After suffering a workplace accident which completely severed his hand below the wrist, Lorry had surgery within hours and was miraculously moving his fingers the very next day.
Thanks to Lorry’s quick thinking colleague, Lorry’s severed hand was preserved in ice, a tourniquet was applied to his arm to prevent blood loss and he was transported to Mater Private Hospital Brisbane.
Plastics and Reconstructive surgeons Dr Theo Birch and Dr Andrew Hadj established two teams in theatre in an attempt to reattach the hand to his arm. Each team cleaned and prepared the wound sites in preparation for reattachment.
Mater Plastics and Reconstructive surgeon Dr Theo Birch explains the complexity of reattachment.
“Before we could even consider reattachment we had to establish if we could reconnect the blood supply to the severed hand within a viable time frame,” Dr Birch said.
“Dr Hadj and I worked at each severed location, cleaning and preparing the site, identifying which blood vessels were ok,” he said.
If there is an upside to all of this, it was that Lorry’s wound was clean and sharp.
“There were no jagged parts to the bone, due to the clean cut making reattachment that bit easier,” Dr Birch said.
Easy probably isn’t the right word to describe what came next. Especially with such a tight timeframe for success.
For close to seven hours, Dr Birch and Dr Hadj performed meticulous micro surgery on Lorry’s hand. Starting from the inside out.
Mater Plastics and Reconstructive surgeon Dr Andrew Hadj explained the process for reattachment.
“We set ourselves a 4 pm deadline to get delivery of blood supplied to his hand or run the risk of cells and muscles dying,” Dr Hadj said.
“We generally worked in order of bone, tendons and muscles then vessels and arteries.
“Stabilising the bone is the first part of the puzzle and then treat the under and upper surface of the hand separately to repair tendons on both sides. At that point we repair arterial inflow and venous outflow to re-introduce blood to the hand,” he said.

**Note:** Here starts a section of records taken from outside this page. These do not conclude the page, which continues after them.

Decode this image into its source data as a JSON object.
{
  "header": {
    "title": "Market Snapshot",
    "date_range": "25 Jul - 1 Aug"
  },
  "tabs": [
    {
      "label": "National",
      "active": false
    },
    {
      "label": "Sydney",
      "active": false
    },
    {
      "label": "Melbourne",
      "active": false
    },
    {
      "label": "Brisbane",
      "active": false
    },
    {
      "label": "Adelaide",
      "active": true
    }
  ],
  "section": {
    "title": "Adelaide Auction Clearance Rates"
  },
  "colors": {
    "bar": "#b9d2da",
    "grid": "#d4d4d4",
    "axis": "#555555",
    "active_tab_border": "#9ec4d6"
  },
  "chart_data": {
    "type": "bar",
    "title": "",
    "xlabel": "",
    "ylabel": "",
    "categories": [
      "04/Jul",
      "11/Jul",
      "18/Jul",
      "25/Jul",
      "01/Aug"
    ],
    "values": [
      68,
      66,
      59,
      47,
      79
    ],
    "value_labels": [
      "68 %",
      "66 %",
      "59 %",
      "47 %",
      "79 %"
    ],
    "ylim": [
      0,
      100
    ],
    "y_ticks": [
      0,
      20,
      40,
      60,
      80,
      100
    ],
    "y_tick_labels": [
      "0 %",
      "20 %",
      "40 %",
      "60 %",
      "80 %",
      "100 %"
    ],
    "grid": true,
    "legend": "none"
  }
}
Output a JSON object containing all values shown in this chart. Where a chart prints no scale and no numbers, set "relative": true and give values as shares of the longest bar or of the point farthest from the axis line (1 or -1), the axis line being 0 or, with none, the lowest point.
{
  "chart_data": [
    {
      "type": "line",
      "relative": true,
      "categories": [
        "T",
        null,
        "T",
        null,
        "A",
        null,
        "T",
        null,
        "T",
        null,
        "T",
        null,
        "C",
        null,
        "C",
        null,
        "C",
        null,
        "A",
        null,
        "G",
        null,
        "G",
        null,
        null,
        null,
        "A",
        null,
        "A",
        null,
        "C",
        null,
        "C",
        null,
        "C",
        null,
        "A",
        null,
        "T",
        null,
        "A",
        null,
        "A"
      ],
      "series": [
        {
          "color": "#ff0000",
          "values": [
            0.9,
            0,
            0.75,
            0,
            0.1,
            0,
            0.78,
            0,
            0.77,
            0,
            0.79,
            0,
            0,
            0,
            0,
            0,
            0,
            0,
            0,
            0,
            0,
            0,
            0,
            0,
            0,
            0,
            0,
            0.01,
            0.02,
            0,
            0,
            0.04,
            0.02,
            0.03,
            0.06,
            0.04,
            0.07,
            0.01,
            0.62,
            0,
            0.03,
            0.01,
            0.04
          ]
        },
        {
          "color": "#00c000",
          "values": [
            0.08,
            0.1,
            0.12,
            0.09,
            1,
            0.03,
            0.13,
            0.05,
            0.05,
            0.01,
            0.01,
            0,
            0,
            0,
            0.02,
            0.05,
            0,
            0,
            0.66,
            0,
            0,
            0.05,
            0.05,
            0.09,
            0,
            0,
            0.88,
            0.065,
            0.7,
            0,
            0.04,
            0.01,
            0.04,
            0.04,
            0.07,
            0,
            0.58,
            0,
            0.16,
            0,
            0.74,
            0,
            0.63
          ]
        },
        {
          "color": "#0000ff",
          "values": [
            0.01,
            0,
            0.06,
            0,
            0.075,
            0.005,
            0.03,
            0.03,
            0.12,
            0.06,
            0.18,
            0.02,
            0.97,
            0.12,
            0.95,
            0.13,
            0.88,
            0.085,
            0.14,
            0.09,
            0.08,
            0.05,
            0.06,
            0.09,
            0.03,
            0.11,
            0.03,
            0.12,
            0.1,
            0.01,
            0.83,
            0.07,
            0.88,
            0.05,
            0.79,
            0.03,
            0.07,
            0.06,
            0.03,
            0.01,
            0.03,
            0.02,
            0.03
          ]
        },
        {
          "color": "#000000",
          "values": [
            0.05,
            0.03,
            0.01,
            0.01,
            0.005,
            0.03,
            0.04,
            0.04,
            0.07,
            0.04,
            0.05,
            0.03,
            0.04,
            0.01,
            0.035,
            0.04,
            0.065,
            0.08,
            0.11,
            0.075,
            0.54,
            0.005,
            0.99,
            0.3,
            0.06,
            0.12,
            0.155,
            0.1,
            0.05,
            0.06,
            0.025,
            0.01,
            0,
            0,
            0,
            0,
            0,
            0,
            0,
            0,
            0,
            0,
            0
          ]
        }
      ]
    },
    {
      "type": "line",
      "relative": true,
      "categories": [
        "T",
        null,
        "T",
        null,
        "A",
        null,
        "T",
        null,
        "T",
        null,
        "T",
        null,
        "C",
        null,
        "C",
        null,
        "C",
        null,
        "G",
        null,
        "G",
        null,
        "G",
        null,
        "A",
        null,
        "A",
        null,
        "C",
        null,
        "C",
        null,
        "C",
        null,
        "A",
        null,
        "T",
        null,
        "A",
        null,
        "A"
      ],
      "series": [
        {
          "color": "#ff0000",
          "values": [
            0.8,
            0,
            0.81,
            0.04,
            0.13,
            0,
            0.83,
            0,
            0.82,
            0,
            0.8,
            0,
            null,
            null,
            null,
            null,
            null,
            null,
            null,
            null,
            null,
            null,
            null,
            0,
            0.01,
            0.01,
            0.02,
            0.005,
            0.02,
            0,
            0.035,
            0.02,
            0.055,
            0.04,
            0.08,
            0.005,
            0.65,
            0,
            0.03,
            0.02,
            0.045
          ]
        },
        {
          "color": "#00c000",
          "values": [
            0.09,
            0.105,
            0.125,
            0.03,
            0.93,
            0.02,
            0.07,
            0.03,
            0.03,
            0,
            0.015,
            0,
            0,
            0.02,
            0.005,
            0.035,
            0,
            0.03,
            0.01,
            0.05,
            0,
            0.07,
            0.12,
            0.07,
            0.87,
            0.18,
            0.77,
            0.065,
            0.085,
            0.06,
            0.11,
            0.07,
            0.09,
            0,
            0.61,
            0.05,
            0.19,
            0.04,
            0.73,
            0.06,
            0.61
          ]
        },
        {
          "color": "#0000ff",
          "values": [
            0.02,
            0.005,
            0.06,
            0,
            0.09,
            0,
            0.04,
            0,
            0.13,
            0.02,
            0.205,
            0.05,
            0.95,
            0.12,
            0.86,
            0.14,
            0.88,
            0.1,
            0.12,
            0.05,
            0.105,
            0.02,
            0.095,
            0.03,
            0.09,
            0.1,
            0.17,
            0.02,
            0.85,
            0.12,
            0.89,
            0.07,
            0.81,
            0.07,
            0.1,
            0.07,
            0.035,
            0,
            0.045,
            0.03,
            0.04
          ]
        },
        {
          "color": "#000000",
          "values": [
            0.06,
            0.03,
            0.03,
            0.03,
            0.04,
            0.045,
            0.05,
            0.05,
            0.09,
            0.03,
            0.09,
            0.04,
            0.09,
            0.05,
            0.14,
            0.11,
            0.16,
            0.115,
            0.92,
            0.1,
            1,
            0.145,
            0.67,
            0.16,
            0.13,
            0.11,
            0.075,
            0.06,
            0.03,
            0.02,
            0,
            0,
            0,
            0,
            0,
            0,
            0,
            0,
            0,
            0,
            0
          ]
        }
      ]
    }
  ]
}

Dr Birch said he and Dr Hadj were constantly talking to each other about which blood vessels were viable and locating an artery to support at the same spot in the hand so you can directly connect it.
“Unfortunately you can’t just connect an artery together straight away to restore blood flow as the construct is too flimsy,” Dr Birch said.
“You need to plate and screw the bones together, repair the deeper tendons–only then is it safe to focus on the fine micro vascular surgery,” he said.
Dr Hadj said it was rare to reattach a full hand.
“We usually reattach the odd finger or two but rarely the whole hand and this cut was in an unusual location,” Dr Hadj said.
Dr Birch said Lorry’s prognosis is positive considering the nature of his injury.
“His movement the very next day was promising,” Dr Birch said.
“We gave him a day’s rest, put it into a splint and got things moving to improve the chances of success.
“Cut nerves are the most unpredictable part of the process, because for a successful recovery they need to grow–which is a very slow process.
“Lorry is a young guy and we want to get him back to work and to participate in life in the way he needs to,” he said.
For Lorry, he’s under no illusions to the uphill battle that’s ahead of him.
“My rehabilitation is a daily thing and I’m pretty motivated to do it and also know not to overdo it which is a possibility,” Lorry said.
“It’s a long road to my recovery and we don’t really know exactly what that looks like but I hope I’ll be able to use my hand a bit more,” he said.